Please understand I’m not suggesting Jones, Whitman or any other power broker at the U of I pushing for football in the fall are monsters willing to sacrifice the health of student-athletes. They’re not evil people. Quite the opposite. What they have to be are people facing a choice they don’t want to publicly acknowledge. And, I don’t blame them. I wouldn’t want their jobs right now.

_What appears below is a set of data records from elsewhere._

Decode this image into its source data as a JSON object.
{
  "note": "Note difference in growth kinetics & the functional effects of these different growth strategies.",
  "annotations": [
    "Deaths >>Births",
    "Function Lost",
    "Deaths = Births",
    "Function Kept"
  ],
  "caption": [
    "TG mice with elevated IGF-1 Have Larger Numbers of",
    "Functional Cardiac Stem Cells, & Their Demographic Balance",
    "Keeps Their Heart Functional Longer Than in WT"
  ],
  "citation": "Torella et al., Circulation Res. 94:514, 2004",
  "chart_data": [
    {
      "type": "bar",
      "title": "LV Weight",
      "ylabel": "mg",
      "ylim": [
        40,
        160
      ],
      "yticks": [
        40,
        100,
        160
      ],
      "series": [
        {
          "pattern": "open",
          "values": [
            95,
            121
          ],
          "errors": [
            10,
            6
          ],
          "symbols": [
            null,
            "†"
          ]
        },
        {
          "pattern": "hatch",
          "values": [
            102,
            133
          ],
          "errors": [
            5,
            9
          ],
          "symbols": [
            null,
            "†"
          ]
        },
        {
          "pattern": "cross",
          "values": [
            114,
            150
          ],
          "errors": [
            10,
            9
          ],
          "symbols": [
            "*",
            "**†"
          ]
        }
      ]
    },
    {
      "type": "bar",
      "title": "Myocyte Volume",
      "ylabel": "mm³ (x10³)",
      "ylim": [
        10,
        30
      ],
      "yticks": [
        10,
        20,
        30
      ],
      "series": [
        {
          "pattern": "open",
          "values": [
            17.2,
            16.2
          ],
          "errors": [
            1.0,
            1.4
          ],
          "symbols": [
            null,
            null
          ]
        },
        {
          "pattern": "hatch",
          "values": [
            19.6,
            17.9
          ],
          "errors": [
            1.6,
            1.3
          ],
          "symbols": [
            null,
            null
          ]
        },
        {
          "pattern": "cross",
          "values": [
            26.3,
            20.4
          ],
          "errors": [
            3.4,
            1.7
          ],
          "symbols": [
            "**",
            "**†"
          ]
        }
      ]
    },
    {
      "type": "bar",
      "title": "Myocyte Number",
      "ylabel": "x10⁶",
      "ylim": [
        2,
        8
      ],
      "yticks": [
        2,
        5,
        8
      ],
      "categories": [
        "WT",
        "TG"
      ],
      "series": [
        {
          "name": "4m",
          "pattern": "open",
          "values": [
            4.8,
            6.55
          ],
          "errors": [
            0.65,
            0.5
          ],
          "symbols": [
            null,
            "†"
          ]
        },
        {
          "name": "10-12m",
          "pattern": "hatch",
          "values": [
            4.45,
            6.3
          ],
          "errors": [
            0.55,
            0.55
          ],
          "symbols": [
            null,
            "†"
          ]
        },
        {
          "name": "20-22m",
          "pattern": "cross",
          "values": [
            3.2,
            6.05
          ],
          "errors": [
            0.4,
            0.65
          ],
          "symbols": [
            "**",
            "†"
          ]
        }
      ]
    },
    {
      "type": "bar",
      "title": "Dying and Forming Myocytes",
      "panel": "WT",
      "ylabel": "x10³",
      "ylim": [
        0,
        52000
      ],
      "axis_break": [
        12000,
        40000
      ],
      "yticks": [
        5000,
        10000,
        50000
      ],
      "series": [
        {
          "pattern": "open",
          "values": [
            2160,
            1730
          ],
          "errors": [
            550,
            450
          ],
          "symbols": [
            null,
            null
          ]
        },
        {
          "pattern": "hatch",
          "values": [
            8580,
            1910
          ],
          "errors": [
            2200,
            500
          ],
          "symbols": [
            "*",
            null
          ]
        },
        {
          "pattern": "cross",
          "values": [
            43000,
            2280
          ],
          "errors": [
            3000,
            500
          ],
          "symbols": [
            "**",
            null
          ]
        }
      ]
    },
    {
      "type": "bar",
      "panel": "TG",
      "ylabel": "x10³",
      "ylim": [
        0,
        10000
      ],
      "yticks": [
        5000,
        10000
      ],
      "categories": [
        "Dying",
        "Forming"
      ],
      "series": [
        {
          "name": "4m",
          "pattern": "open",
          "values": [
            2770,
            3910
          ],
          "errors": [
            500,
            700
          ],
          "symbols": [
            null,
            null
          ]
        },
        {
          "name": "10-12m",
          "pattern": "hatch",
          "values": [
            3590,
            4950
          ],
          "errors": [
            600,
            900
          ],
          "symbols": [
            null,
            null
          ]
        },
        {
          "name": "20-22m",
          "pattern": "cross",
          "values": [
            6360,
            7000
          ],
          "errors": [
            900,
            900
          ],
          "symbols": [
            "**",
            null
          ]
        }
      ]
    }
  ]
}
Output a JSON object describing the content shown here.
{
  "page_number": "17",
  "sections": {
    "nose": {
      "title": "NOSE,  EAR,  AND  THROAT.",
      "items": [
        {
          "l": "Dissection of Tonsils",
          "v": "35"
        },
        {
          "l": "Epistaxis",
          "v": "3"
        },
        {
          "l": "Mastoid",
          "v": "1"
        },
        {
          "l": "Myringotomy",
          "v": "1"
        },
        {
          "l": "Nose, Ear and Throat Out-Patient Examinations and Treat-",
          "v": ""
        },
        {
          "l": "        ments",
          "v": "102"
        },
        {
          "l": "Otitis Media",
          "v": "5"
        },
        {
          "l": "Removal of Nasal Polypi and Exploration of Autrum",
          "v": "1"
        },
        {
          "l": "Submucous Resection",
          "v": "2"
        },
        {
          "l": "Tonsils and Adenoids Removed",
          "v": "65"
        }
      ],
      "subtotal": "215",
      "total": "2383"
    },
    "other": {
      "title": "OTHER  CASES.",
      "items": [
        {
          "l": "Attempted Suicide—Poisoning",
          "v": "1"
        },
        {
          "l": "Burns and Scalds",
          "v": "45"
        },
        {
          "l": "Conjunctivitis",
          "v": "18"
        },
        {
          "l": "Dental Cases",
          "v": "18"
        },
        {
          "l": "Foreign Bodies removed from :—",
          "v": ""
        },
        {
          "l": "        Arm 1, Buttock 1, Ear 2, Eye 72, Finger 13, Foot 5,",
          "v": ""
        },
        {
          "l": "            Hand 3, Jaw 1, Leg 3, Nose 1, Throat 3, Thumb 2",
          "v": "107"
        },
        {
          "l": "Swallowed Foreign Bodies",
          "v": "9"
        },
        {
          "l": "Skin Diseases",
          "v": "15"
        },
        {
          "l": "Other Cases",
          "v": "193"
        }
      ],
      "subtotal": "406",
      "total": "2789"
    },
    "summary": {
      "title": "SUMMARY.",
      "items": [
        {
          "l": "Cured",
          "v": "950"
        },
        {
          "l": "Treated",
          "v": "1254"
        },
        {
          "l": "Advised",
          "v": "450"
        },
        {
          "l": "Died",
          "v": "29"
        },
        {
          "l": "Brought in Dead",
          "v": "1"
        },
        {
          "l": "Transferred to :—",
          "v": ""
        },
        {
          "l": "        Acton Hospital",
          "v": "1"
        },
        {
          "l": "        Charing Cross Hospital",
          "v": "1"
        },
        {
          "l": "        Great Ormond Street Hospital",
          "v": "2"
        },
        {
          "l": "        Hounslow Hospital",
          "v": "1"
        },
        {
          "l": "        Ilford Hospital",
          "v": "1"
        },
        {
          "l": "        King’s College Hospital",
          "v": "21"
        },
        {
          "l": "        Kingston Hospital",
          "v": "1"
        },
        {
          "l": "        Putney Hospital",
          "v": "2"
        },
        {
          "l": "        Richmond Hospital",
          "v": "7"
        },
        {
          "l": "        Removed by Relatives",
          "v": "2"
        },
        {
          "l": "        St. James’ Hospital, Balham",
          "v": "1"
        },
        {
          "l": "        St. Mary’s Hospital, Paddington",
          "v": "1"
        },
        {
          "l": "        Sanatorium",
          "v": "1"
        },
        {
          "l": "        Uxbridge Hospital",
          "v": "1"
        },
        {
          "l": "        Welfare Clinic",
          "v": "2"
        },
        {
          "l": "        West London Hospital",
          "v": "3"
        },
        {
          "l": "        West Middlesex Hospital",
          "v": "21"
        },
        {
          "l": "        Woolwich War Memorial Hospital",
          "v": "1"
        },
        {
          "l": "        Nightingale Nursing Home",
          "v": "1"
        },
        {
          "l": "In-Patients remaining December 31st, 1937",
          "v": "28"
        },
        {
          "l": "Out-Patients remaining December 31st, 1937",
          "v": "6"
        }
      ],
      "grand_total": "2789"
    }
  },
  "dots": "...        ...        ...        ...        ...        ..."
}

However, my job is point out that as of July 16, they’re all acting as if everybody is prepared to move forward with their routine. And with all due to respect to Jones and Whitman, it’s not because it’s in the “best interest of the student-athletes”, which was a line uttered by Jones less than five minutes into this presentation and repeated at nauseam. Go back and take a look at all the U of I professors who retweeted, liked and responded encouragingly to Milo Eifler’s tweets and comments to media questioning playing tackle football without a COVID-19 vaccine. They all saw a student questioning whether the authority intended to pursue a course of action in his best interest.

So, why are they moving forward with what is routine? I’ll give you about 78 million reasons. That number (78 million), in dollars, is what Illinois athletics generated from ticket sales and rights/licensing fees in 2019, according to USA Today’s annual database. So, here’s the public plan: 1) Bills and salaries must be paid. 2) Therefore, football is to be played in the fall. 3) For a full explanation review of No. 2, please refer to the No. 1.

And this money argument is going unsaid publicly because it’s favorability polls at about the level of telling a toddler to eat their vegetables or, apparently, mandating a fully grown American human to wear a cloth face mask in public. It’s, on the best of days, a 50/50 proposition of being positively received. Simply put, it’s not a popular take. It’s also reality. Illinois, specifically, needs at least a piece of that $78 million revenue. Not want, need.

Those in power with college football, which has no governing body and no NCAA control over its championship, have adopted a Jordan Belfort philosophy. Belfort, a man who pled guilty to felonies including securities fraud and money laundering in 1999 and was the star figure played by Leonardo DeCaprio in the movie ‘The Wolf of Wall Street’, famously said in his published book “there’s no nobility in poverty.”

In what they call public transparency, Illinois athletics is trying to avoid poverty, plain and simple. And let me be extremely clear, I can’t entirely blame them. I, like a lot of others, would just wish they’d say just that is the reason. At least then, maybe we could all understand why a partially tone deaf presentation on July 16, 2020 was warranted.